In my obsession, I see a lot of hypocricy. In one programme that I saw this afternoon, the woman, living on Skye, spoke at length about eating foods produced locally and in season. She then made a sweet potato risotto. How much risotto rice do you suppose is grown on Skye? And how many sweet potatoes do you imagine are harvested each year? None and none.
She was a food snob.
I wish chefs (celebrity and otherwise) wouldn't jump on bandwagons, spout off about sustainability, freshness, local ingredients and farmers' markets all the time.
Please, keep it real.
I like to eat seasonal produce, too, and look for things grown, if not in Scotland, at least in the UK or Europe in order to cut down the impact of food miles. I'm doing my bit for the planet. I feel less guilty about taking an aeroplane half way around the world now, as most of the food I've eaten has not gone on a journey as long as that.
But, some recipes do require ingredients grown outwith my own locale. Have you ever treid making Yam Boo Chim Gae without a yam? You can't. So I buy a yam when necessary and have no guilt trip over it. However, I don't buy a yam every week. Perhaps only two a year. Guilt free.
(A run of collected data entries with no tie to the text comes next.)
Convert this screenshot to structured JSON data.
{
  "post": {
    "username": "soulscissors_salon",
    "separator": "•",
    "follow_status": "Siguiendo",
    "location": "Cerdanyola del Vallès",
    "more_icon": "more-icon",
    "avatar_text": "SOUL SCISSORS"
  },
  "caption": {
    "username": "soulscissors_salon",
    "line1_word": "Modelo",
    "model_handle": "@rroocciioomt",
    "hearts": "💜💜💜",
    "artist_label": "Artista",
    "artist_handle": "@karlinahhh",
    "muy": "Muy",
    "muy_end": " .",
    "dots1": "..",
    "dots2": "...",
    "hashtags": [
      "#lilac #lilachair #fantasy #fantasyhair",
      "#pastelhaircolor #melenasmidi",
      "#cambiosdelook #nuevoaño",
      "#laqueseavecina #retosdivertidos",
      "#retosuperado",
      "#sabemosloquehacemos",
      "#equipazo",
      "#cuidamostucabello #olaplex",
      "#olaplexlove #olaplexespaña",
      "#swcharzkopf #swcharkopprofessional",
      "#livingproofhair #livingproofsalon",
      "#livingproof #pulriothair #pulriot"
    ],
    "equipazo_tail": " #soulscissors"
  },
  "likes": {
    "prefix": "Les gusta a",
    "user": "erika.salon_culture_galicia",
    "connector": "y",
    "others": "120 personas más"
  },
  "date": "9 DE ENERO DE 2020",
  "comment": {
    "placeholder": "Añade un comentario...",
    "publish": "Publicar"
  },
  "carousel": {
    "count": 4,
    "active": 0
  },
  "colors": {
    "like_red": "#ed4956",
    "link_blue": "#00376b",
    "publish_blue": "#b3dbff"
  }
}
I do enjoy foods from around the world, but I also enjoy Scots dishes, too. Vegetarian Haggis is to die for. I adore its peppery bite. The traditional meaty haggis was, as tradition says, crammed full of pepper and other spices to disguise the meats included within it. What began as a disguise is now part of its make up.
Spices and herbs should be treasured and used with gay abandon. Should you use them to enhance your dishes? Yes. To disguise them? No.
See, even I contradict myself. Why is there so much contradiction in the world of food?
Is pepper used to enhance haggis or to disguise it? Or is it such an integral ingredient that it falls into neither category?
Oh, and what about the neeps and tatties? Anyone who turns their nose up at a turnip or any other root vegetable wants their head testing. Root vegetables are fabulous. Why the hell would you want to serve haggis with aubergine, courgette or tomato when you could be having neeps and tatties?
These people are food snobs.
They like to go to a restaurant and see some poor beast deboned and fiddled with, cut into a two square inch shape and served like a high-rise tower block with accompaniments stacked in between, surrounded by dots.
I've eaten like this. I look at the dots and wonder what they are, then realise that it's the sauce, so deliciously described in the menu. But there's so little of it, I can't taste it.
But the food snob will think that this is divine. He will sneer at swede and turnip. He will adore baby sweetcorn.
I loathe and despise baby sweetcorn.